The market was overdue for a setback, with upside movement limited by producer and commercial hedging resting above the market, traders add. The theme was consistent throughout, with technical selling adding to the losses with declines accelerating once November futures slipped below support at Monday's low.
Meanwhile, weather remains the key driver of prices, but with favorable near-term conditions and the critical growing stage for soybeans not until August, Kleist said he would not anticipate any major breakout of the recent trading until the crops move into pod setting in August.
The latest computer generated weather models suggest the building of the Bermuda high into the southeastern U.S., said Mike Palmerino, meteorologist with DTN Meteorlogix. This occurrence would increase the possibility of Gulf moisture pushing into the Midwest, south and east of Des Moines, Iowa, on Monday and Tuesday.
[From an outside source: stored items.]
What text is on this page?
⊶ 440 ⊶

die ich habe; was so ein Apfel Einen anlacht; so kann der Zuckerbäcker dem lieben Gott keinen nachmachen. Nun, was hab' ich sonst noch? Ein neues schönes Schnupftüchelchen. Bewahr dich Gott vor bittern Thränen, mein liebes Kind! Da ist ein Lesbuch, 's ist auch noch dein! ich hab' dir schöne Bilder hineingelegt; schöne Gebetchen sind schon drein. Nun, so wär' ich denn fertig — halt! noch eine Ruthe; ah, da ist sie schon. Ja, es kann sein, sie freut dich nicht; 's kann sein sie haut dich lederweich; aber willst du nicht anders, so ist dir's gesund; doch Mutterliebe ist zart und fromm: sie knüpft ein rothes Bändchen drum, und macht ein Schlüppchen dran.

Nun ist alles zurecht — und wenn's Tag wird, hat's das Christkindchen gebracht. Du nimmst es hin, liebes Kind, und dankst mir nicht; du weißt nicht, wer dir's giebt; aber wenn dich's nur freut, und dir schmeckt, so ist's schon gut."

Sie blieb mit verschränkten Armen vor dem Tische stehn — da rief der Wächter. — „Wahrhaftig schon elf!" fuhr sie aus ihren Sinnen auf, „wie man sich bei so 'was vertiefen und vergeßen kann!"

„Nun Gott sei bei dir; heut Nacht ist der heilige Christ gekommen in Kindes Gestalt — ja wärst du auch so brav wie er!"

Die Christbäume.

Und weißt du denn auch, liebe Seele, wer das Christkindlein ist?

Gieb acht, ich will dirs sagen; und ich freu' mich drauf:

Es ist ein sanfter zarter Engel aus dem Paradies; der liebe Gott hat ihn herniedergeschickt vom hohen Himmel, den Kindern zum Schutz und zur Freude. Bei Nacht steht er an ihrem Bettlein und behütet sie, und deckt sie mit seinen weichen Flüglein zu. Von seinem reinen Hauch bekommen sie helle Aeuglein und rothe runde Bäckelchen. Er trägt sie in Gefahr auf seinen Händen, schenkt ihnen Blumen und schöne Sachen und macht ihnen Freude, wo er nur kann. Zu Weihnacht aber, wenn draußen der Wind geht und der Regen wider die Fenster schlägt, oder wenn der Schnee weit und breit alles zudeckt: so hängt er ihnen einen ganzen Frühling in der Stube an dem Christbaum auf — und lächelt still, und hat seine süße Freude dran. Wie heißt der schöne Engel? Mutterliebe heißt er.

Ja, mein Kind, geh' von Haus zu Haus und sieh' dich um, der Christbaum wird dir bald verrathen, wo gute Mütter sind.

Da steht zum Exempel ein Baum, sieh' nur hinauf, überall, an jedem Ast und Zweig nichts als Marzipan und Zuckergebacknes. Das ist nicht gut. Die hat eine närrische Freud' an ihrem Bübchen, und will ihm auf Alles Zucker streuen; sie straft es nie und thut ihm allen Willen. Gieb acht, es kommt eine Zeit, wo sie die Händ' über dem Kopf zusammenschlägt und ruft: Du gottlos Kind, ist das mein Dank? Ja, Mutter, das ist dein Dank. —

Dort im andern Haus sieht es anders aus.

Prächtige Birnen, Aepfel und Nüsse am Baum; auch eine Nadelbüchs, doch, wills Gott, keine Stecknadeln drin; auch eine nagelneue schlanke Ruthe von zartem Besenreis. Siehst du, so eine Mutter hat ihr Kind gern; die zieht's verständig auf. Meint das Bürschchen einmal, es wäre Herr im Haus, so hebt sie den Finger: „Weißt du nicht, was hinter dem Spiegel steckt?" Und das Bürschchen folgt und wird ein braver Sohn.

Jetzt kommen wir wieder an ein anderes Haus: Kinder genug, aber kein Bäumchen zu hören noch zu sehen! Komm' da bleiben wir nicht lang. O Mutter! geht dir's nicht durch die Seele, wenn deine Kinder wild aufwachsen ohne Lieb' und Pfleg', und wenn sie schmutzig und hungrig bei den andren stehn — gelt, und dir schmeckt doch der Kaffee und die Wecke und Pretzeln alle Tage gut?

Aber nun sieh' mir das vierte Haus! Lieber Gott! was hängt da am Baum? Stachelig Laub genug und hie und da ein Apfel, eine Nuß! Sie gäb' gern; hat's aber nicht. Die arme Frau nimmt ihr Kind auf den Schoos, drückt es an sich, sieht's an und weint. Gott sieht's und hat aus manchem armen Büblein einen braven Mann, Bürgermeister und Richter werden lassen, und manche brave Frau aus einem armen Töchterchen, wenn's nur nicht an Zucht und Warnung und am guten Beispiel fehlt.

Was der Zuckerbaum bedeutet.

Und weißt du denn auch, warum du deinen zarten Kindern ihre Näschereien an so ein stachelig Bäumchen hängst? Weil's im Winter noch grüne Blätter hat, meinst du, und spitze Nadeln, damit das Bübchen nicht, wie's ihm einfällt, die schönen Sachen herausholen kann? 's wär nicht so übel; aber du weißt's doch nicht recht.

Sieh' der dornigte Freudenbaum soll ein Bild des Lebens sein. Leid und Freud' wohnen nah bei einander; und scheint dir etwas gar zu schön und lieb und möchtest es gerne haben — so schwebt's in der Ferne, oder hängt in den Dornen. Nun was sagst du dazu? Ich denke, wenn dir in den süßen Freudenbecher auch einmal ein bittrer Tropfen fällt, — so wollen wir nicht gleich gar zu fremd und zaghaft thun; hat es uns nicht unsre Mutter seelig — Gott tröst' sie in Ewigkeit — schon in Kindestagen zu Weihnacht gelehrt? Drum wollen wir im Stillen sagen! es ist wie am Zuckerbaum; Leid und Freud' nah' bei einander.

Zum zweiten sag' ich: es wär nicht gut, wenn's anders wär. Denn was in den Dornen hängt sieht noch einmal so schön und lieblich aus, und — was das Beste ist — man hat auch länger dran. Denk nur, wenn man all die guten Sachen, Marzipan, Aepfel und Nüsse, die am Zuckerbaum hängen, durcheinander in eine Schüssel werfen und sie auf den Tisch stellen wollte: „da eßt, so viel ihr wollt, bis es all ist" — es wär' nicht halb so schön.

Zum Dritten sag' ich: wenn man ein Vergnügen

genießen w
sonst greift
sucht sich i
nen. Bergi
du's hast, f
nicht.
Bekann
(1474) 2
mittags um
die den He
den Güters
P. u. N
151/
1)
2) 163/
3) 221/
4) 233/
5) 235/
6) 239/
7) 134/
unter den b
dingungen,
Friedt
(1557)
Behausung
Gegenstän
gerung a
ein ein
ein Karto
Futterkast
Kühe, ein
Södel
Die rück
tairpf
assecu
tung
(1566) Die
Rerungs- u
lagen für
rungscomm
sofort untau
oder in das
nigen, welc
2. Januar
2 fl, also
The noon weather models show moisture being forced into the Midwest next week, offsetting early morning forecasts that had rains staying south of the Midwest crop belt, Palmerino said. However, there remains a possibility of a ridge holding moisture out of the Midwest in long-range outlooks, but the models haven't shown enough signs to estimate this as a legitimate threat to Midwest crops, Palmerino added.
Meanwhile, the U.S. Department of Agriculture's weekly grain inspections data for the week ended June 29 will be released after 11 a.m. EDT (1500 GMT) on Thursday, July 6. The report, normally released on Mondays, was rescheduled for Wednesday due to server problems. This report is now being delayed again due to continued server problems, but is expected to be resolved by release time Thursday. Analysts anticipate the inspections will fall within a range of 6 million to 12 million bushels.
In pit trades, RJ O'Brien bought 500 November, Calyon Financial, Citigroup and UBS Securities each bought 300 November. Man Financial sold 900 November, RJ O'Brien and Merrill Lynch each sold 500 November, Calyon Financial and Tenco each sold 400 November. Speculative funds were estimated net sellers on the day.
South American soybean futures ended lower, with the July future settling 18-cent lower at US$6.13.
SOY PRODUCTS
Soy product futures ended with a mixed bag, as spreading between the products created a divergence between soyoil and soymeal price direction, analysts said. Soymeal futures traded defensively, backpedaling in unison with declines in soybeans, traders said.
Soyoil futures were the strongest leg of the complex, managing to divorce itself from the bearish theme circulating through soybeans and soymeal. Speculative buying, soyoil/soymeal spreading and the speculative element attributed to biodiesel and its potential demand for soyoil amid higher crude oil prices helped underpin futures, analyst said.
July oil share ended at 43.15%, and the July crush ended at 76 1/2 cents.
In soymeal trades, buyers and sellers were scattered among various commission houses, with speculative funds net sellers on the day.
In soyoil trades, Bunge Chicago bought 400 December, Fimat and Man Financial each bought 300 December, and Bunge Chicago sold 400 August. Speculative funds bought an estimated 2,000 contracts on the day.